Einhorn’s Epic Productions’ next foray is into nonfungible tokens, or NFTs, which use blockchain technology — the same tech that cryptocurrency such as bitcoin is based on — to certify that a digital asset is unique.
Einhorn says that while there are NFTs for high-end art there is also an emerging scene for the average collector, at the level of baseball trading cards. Their company’s first NFTs will be based on “The Curie Society,” allowing comic book collectors to, as she puts it, exercise that same collecting muscle, but digitally.
“No one knew that the first Spider-Man comic would be eventually worth a million dollars when it came out in the 1960s, so we think digital collectors are going to be a little more savvy about new stuff coming out in that space,” Staffaroni says.
In 2018, Einhorn’s Epic Productions and iHeartRadio launched “Lethal Lit: A Tig Torres Mystery,” a podcast in the style of a radio play that follows the adventures of a Latinx teen detective. It is the first-ever iHeart Radio scripted podcast and among the first scripted podcasts developed for a young adult audience.
“We have a slate with iHeartMedia and our focus is on female-forward and inclusive content for the younger audiences,” Einhorn says. She notes that iHeartMedia’s other deals for scripted content are with Will Ferrell and Shonda Rhimes — “so we’re in good company.”
Not only has Einhorn’s Epic Productions now partnered with Scholastic for author K. Ancrum to pen a “Lethal Lit” book series debuting this fall, a “Lethal Lit” television show is also in development.
Season two of the “Lethal Lit” podcast is in production now, and following 2020’s debut of “Daughters of DC,” a political thriller, they are working on the new series “See You in Your Nightmares,” a psychological thriller/horror centered on high school students.
They had plans to make their own soundproof recording space for podcast production before the pandemic, Einhorn says, but now recording has gone remote and she doesn’t see that changing. “I think the actors and the sound designers are very happy working remotely,” she says.
The voice actors have invested in soundproofing and microphones and are recording from their closets.

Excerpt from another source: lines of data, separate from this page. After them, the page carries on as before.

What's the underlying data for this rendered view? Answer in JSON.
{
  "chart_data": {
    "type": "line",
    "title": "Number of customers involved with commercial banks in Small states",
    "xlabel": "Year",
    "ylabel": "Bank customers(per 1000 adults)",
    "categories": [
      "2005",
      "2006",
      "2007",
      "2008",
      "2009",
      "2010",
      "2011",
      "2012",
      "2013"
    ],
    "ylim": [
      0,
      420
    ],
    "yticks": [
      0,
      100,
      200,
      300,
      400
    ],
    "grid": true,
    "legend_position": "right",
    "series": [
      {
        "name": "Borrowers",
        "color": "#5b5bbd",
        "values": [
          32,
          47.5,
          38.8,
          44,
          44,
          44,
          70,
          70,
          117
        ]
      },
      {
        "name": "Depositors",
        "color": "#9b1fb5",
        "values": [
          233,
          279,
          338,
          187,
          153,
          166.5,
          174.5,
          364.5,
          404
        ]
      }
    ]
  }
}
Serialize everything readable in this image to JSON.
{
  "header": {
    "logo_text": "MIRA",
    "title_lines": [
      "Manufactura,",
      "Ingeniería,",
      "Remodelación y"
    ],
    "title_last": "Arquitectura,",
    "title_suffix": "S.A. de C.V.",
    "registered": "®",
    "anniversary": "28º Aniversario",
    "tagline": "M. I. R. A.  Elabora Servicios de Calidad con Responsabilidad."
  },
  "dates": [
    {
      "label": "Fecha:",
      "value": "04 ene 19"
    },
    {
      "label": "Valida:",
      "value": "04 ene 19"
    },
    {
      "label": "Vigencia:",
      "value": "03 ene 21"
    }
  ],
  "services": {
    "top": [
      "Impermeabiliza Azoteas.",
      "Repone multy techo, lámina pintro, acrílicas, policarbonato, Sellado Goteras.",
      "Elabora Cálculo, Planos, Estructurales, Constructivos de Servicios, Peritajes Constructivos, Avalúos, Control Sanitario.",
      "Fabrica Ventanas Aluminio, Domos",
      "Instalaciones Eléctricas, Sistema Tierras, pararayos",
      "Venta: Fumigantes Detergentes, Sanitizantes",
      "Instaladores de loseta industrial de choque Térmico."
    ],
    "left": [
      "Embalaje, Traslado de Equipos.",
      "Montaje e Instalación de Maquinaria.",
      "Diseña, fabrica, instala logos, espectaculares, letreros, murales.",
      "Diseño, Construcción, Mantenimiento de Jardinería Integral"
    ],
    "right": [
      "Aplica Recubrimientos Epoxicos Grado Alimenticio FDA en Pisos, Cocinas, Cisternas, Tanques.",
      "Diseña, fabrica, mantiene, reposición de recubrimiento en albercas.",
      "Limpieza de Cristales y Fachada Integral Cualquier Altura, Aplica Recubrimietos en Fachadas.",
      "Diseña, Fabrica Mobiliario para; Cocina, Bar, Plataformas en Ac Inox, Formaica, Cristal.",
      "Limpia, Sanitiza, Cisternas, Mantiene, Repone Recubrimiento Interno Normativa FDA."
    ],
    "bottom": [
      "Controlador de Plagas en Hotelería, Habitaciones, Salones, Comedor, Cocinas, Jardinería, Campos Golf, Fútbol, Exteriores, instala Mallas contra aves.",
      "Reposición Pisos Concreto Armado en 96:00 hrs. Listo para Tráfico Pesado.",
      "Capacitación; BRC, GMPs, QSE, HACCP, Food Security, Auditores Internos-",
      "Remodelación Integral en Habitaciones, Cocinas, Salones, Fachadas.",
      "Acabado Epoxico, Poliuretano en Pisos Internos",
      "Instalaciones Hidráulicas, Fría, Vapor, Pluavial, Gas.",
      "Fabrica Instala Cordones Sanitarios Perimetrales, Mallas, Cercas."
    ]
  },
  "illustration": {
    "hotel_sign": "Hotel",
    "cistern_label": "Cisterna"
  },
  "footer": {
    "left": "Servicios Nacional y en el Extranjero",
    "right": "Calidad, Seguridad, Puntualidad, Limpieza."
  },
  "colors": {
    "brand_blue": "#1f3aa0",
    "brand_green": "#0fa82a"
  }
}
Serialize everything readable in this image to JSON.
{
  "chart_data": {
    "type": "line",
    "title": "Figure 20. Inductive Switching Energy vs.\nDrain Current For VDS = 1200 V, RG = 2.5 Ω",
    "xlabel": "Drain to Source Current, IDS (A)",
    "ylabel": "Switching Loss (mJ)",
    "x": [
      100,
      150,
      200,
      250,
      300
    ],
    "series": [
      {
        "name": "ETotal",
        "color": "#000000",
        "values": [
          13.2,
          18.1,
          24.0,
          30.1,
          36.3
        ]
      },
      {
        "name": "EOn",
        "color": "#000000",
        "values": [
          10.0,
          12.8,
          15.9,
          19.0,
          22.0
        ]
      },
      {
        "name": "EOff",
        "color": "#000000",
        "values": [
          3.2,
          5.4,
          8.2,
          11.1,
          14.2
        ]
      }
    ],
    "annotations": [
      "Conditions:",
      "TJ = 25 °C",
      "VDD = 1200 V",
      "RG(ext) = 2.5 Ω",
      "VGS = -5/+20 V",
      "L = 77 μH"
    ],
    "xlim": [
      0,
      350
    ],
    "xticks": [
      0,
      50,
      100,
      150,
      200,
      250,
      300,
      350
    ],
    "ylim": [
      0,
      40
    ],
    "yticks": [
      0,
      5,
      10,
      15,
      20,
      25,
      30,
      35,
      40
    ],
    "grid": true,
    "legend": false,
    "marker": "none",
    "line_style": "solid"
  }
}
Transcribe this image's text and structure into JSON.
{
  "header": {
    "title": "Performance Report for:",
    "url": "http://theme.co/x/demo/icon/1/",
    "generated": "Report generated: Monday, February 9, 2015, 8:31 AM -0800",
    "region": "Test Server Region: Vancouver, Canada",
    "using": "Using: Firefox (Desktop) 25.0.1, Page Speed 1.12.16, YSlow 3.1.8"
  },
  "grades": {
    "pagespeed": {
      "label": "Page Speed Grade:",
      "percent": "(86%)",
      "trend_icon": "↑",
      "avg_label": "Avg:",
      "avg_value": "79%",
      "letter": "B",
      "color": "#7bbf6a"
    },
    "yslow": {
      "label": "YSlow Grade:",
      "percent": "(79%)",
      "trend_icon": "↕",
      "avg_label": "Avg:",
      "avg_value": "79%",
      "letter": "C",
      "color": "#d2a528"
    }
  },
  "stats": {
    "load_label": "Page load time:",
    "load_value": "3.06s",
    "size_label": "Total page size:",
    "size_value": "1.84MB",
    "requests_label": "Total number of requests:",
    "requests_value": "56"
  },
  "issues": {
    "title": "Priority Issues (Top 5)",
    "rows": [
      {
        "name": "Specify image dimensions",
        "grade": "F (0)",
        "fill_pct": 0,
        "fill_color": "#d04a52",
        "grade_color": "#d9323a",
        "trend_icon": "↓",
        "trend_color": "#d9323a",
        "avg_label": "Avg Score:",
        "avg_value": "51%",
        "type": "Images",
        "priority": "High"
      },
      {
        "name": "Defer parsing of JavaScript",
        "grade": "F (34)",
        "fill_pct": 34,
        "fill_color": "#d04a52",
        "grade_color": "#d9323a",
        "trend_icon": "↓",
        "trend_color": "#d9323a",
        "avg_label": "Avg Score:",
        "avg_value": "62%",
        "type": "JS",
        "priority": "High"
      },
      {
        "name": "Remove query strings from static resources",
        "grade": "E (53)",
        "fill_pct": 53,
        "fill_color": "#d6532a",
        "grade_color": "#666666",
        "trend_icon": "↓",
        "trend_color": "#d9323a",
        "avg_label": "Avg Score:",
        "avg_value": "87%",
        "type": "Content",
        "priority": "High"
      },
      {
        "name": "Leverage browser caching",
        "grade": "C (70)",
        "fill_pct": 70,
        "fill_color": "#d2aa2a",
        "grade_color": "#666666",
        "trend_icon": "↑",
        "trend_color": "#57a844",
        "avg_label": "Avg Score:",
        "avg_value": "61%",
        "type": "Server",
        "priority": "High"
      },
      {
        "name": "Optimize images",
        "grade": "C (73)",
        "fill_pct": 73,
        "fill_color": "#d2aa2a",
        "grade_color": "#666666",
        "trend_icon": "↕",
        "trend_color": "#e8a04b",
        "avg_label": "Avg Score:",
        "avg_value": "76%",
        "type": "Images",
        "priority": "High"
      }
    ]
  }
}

“We used to be limited to just the pool of actors that were in the location where our recording studio was,” but working remotely has opened up opportunities, Staffaroni points out. “If someone in New York is really right for one lead role and someone in LA is perfect for the other lead, we don’t have to choose one or the other. We could just get both of those actors working together virtually.”
Einhorn revealed that their future podcast plans include “Nikki Fix’s Time Mix: Volume I,” a “‘Back to the Future’-style time travel adventure extravaganza taking place in the ’90s” with a soundtrack from that decade, and “Black Lotus Delivery,” a supernatural story.
Also this year, Einhorn’s Epic Productions struck a deal with Little, Brown Books for Young Readers to develop a slate of graphic novels targeted at middle grades.
Einhorn says staffing up will be critical this year considering everything that they have in the works. “Full vision, going forward, is we are doing everything we’re doing just at a much bigger scale. We love creating IP, and so we’re really, really lucky to be in the space where we’re spending 90 percent of our time right now on our own originals, which we’re very fortunate to do. So we just want to do bigger and more.